IEP (Individualized Education Program)
Students may benefit from graphic organizers that break multi-step equation and proportion problems into clearly sequenced steps, reducing the cognitive load of tracking multiple operations at once. Providing reference cards with equation-solving steps, a number line, and a table of equivalent ratios supports independent problem solving without removing the mathematical thinking. For output, allow students to demonstrate understanding of inequalities and proportional relationships through oral explanation or annotated graphs in addition to written work. Extended time on equation-heavy assessments and preferential presentation of fewer problems per page supports sustained focus and processing.
Section 504
Students should be provided extended time on quizzes and the unit test, particularly for multi-step ratio, percent, and equation tasks that require sustained attention and multi-part processing.
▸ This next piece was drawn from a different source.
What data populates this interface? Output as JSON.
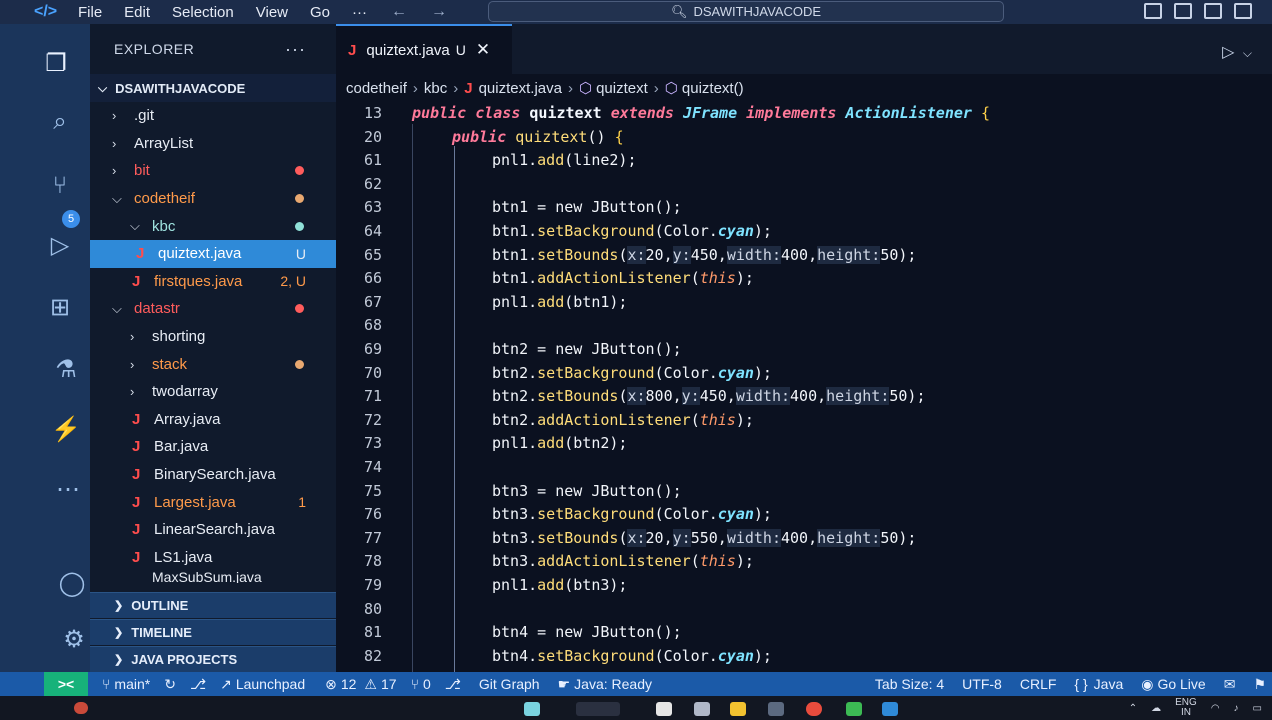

Preferential seating and a low-distraction environment support focus during independent equation solving and graphing tasks. A printed copy of any board work showing proportion tables, graphs, or scale drawing setups ensures students can reference key information without losing their place.
ELL / MLL
Vocabulary support is especially important in this unit, as terms such as constant of proportionality, coefficient, inequality, unit rate, and markup carry precise mathematical meanings that differ from everyday language. Providing a visual word wall or bilingual reference card with these terms, paired with symbolic and graphical examples, helps students access both the language and the concepts. Directions for multi-step problems should be simplified and broken into numbered steps, and visual models such as double number lines, ratio tables, and labeled coordinate graphs should accompany all proportional reasoning tasks. Allowing students to explain their reasoning in their home language before transitioning to English supports deeper conceptual understanding.
At Risk (RTI)
Students who need additional support should begin equation solving with one-step problems involving whole numbers before progressing to rational number coefficients and multi-step forms, providing a clear on-ramp to the unit's core skills. Ratio and proportion concepts can be anchored to familiar real-world contexts such as shopping discounts or recipe scaling, which connect new abstract ideas to accessible prior knowledge. Structured graphic organizers that prompt students to identify the known quantities, the unknown, and the operation needed help scaffold word problem entry without removing the reasoning challenge. Frequent, brief check-ins during independent practice allow for timely corrective feedback before misconceptions solidify.
Gifted & Talented
Students who have demonstrated fluency with equation solving and proportional reasoning should be invited to explore the relationships between algebraic and graphical representations more deeply, such as examining why the constant of proportionality is the slope of a proportional relationship and how this connects to linear functions. Extension opportunities might involve designing and solving multi-variable real-world problems that incorporate tax, markup, and interest simultaneously, or critiquing and justifying whether a given relationship is truly proportional using multiple representations as evidence. Scale drawing work can be extended to explore concepts of similar figures and indirect measurement, building toward geometric reasoning. Encouraging students to pose their own proportional reasoning scenarios and present their mathematical arguments develops both creativity and advanced algebraic thinking.